We adopted the modified International Study of Kidney Diseases in Children protocol, as shown in the Japanese pediatric idiopathic NS guideline2,23−25, and 63% of children were treated with the protocol, as follows. The initial 8-week treatment protocol was 60 mg/m2/day prednisolone (maximum daily dosage 60 mg) for 4 weeks, followed by 40 mg/m2/day (maximum daily dosage 40 mg) on alternate days for 4 weeks21.Thirty percent of children were treated with the prolonged protocol, which was initial treatment using a prolonged protocol of 60 mg/m2/day prednisolone (maximum daily dosage 60 mg) for 4 weeks, followed by 40 mg/m2/day (maximum daily dosage 40 mg) on alternate days, tapered over 2–6 months. Treatment in the remaining 7% of children was unknown. Immunosuppressants used between 1 May 2015 and 31 April 2016 were cyclosporine in 55%, mizoribine in 39%, cyclophosphamide in 13%, mycophenolate mofetil in 11%, RTX in 11%, and tacrolimus in 2% of patients.

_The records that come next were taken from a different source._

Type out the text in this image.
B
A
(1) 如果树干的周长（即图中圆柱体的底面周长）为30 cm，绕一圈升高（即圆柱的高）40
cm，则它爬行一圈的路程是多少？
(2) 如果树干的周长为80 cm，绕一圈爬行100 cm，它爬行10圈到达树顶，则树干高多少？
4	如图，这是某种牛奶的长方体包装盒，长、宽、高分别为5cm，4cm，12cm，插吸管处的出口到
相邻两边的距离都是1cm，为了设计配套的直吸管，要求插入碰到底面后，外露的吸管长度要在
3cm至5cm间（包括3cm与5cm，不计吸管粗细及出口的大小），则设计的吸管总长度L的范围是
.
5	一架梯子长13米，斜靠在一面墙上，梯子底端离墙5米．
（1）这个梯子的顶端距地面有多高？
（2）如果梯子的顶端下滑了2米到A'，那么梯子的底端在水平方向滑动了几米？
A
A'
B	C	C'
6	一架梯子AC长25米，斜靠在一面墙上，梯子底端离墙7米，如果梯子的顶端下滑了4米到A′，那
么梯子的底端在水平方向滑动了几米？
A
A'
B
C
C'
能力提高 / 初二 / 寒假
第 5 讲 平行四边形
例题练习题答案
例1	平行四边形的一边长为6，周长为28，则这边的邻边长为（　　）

This study was conducted according to the principles of the Declaration of Helsinki and following the ethical guidelines for Medical and Health Research Involving Human Subjects of the Ministry of Health, Labour and Welfare in Japan. Yokohama City University Hospital's central ethics review board approved this study (approval number: 1509001). This ethics committee clearly stated that the researchers did not need to obtain informed consent, because complete data in this study were collected from patient medical records. In accordance with this statement, informed consent was not required from patients or their parents in this study. According to the guidelines and the institutional ethics review board for the patients’ benefit, the protocol was displayed publicly in a poster at each hospital, and each patient or their family had the opportunity to refuse to be included in this analysis.

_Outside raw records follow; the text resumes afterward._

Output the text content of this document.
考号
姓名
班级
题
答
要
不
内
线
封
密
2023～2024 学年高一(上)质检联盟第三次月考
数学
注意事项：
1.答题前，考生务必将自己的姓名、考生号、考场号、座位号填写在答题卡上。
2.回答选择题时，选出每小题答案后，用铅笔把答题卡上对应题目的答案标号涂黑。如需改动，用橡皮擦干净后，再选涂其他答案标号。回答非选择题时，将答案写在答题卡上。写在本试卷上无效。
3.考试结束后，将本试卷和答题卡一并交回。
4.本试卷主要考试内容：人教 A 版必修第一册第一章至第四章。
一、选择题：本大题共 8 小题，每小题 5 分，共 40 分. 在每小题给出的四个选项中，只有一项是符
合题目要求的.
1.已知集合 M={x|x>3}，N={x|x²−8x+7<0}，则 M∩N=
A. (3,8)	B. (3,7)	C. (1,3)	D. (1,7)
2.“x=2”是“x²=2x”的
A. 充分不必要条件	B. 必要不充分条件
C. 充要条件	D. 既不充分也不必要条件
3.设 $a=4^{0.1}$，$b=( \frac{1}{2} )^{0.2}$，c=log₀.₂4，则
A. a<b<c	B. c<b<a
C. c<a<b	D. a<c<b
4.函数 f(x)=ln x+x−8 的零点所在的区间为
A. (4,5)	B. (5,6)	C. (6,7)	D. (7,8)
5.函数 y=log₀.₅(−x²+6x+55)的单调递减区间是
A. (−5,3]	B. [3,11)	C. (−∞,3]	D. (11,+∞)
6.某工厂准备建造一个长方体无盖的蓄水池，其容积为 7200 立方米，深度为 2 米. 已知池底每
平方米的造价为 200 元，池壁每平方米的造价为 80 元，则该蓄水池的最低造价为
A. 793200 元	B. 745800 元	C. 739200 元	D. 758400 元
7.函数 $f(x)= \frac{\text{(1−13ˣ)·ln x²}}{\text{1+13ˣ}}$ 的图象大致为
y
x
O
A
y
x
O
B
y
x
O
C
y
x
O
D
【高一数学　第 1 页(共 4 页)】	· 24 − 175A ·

We used t-tests for continuous values and the chi-square and Fisher’s exact test for categorical values. All data were expressed as mean ± standard deviation or number (percentage). We used a MPRM for children who received or did not receive flu vaccination to calculate the risk ratio for flu infection, adjusted for receiving or not receiving flu vaccination, sex, age at NS onset, history of FRNS or SDNS or SRNS, flu infection in February or another month, and the risk ratio for NS relapse adjusted for whether the patients received flu vaccination, sex, age at NS onset, and history of FRNS or SDNS or SRNS. To evaluate the risk of NS relapse after flu vaccination, we used the MPRM only among children who received flu vaccination to calculate the risk ratio for NS relapse, adjusted for the post-vaccination period or pre-vaccination period, sex, and whether the patient was taking glucocorticoids or various immunosuppressants at flu vaccination. A P-value < 0.05 was considered statistically significant. We used SAS software package for Windows, release 9.4 (SAS Institute Inc. Cary, NC, USA) to perform all statistical analyses.
Data are available upon reasonable request.